A unique feature of infection with SARS-CoV-2 is the change in smell and taste [11]. For many patients, these changes disappear shortly after the acute infection, but for a subgroup they remain. We find that 16.6% of Wave-1 subjects report altered smell or taste. This is in accordance with proportions found across other studies [1,2,3]. The mechanisms behind this symptom is unknown. It is interesting that the correlations between altered smell or taste and cognitive symptoms in our study are relatively low, compatible with a suggestion that the main mechanism may be a local infection in olfactory epithelial cells [12], rather than an intracerebral affection.

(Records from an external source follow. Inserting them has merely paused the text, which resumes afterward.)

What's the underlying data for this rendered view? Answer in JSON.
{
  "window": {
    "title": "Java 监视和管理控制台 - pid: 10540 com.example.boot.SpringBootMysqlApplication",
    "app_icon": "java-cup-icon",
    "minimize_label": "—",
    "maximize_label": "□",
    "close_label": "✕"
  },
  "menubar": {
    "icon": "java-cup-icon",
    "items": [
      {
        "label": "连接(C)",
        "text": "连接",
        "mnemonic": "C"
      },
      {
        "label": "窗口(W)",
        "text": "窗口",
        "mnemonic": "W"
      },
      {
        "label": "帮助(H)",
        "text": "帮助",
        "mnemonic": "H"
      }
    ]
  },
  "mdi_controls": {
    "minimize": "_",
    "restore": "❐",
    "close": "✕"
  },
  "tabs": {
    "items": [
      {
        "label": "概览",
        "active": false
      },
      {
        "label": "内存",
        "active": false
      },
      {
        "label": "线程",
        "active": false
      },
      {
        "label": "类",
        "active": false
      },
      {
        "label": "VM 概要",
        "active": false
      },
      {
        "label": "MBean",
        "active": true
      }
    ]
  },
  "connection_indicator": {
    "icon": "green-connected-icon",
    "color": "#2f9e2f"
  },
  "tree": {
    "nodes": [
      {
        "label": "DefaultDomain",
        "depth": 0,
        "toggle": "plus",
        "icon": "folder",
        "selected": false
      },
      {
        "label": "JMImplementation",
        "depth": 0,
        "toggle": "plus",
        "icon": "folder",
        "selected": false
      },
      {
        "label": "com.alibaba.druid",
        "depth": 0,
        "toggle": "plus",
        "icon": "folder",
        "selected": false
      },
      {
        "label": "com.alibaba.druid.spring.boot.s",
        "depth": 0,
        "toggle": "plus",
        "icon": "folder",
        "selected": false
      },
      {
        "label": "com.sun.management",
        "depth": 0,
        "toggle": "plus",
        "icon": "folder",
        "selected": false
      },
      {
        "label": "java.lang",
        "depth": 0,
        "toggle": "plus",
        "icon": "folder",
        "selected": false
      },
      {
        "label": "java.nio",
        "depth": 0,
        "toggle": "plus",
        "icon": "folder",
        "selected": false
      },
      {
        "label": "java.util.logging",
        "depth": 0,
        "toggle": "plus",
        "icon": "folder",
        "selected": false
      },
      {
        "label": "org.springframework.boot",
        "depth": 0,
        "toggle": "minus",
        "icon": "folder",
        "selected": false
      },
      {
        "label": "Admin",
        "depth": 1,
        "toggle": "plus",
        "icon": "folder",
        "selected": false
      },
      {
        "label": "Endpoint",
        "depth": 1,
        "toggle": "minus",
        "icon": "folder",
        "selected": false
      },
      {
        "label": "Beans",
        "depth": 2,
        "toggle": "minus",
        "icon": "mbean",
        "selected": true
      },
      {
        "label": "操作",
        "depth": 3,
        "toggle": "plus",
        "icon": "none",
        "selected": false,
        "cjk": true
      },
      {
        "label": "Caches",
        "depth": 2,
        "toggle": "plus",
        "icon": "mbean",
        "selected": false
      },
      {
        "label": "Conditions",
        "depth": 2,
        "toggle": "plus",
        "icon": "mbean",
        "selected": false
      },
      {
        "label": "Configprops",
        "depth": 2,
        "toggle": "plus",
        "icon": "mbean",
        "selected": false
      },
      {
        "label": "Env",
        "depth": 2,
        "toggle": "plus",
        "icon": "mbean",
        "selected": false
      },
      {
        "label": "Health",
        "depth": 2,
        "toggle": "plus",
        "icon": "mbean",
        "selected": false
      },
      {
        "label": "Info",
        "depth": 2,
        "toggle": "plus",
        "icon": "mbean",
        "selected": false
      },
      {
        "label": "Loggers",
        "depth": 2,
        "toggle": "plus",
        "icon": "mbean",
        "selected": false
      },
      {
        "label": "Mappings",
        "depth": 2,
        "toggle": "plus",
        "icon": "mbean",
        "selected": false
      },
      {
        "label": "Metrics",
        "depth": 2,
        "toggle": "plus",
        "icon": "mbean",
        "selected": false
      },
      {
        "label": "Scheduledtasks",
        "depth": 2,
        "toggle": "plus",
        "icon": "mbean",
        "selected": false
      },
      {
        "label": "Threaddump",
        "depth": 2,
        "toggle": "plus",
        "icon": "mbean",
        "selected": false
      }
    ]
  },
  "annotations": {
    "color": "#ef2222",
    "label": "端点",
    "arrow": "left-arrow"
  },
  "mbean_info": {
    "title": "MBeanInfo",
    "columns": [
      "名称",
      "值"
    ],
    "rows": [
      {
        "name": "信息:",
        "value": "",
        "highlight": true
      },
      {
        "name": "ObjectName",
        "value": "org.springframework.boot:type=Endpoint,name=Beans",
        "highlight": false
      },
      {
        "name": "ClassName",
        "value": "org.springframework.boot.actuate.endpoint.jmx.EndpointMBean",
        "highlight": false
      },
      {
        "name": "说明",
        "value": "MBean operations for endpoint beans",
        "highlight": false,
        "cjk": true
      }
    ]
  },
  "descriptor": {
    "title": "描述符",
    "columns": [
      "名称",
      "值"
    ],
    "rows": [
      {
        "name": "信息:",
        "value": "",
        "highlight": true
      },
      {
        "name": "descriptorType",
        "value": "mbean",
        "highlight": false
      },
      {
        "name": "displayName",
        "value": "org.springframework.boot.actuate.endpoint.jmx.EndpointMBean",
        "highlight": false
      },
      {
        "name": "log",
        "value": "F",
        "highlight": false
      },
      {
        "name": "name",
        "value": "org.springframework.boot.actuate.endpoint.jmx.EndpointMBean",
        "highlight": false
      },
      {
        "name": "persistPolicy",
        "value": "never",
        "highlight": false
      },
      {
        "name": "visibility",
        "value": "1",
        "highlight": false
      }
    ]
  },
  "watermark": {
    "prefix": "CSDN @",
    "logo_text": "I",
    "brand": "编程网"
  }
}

This study has limitations. If we compare the prevalence of symptoms in Wave-1 and Wave-2 subjects, and make inferences about the duration of symptoms, there are important assumptions. One is that the type of coronavirus may have changed over time, so that the infection, at least theoretically, may have different long-term consequences. The other factor is that testing opportunities were more restricted during the spring of 2020 compared to later months, possibly inducing differential selection for Wave-1 and Wave-2 subjects. These limitations will be overcome as we continue follow-up in MoBa, since viral sequencing has become prevalent, and the same individuals will be followed. Another limitation of our data is that most COVID-19 cases in our study sample were between 35 and 60 years old. Whether our findings are generalizable to younger and older age groups should be elucidated in other studies.

The symptoms in this study are self-reported in questionnaires, which has both advantages and draw-backs. The advantage is that one can ask a large, representative sample simple questions in a design that measures the prevalence, duration and correlational structure of symptoms, as well as the degree of association to prior infection. This type of data provides a supplement to what can be learned from linking population samples to health care registrations, as is done, for instance, in the follow-up of veterans in the US [13]. The draw-back is the lack of detail for each participant. There is a possibility for misclassification for signs or diseases that are not easily recognized by the study participants, like myocarditis and kidney disease, as we did not have objective measurements to complement self-reported data. Similarly, there is a possibility that symptoms like anxiety and depression are underreported, which could potentially mask a larger excess risk among COVID-19 cases than observed in this study. In future research one can select random subgroups from population-based cohorts for in-depth clinical investigation, in parallel with clinical follow-up of the more severely affected patients. This will give a fuller picture of the clinical spectrum of long COVID. A next step for large cohorts will be to understand why some infected subjects develop long COVID and others do not, by performing nested case–control studies that utilise biomaterials, including whole-genome genotyping.

In conclusion, the present design sheds light on the causal link between infection with SARS-CoV-2 and long-term symptoms and suggest distinct clusters of symptoms due to different effects of the virus. The lack of correlations between symptoms question whether the diverse manifestations after infection with SARS-CoV-2 can be classified as one syndrome.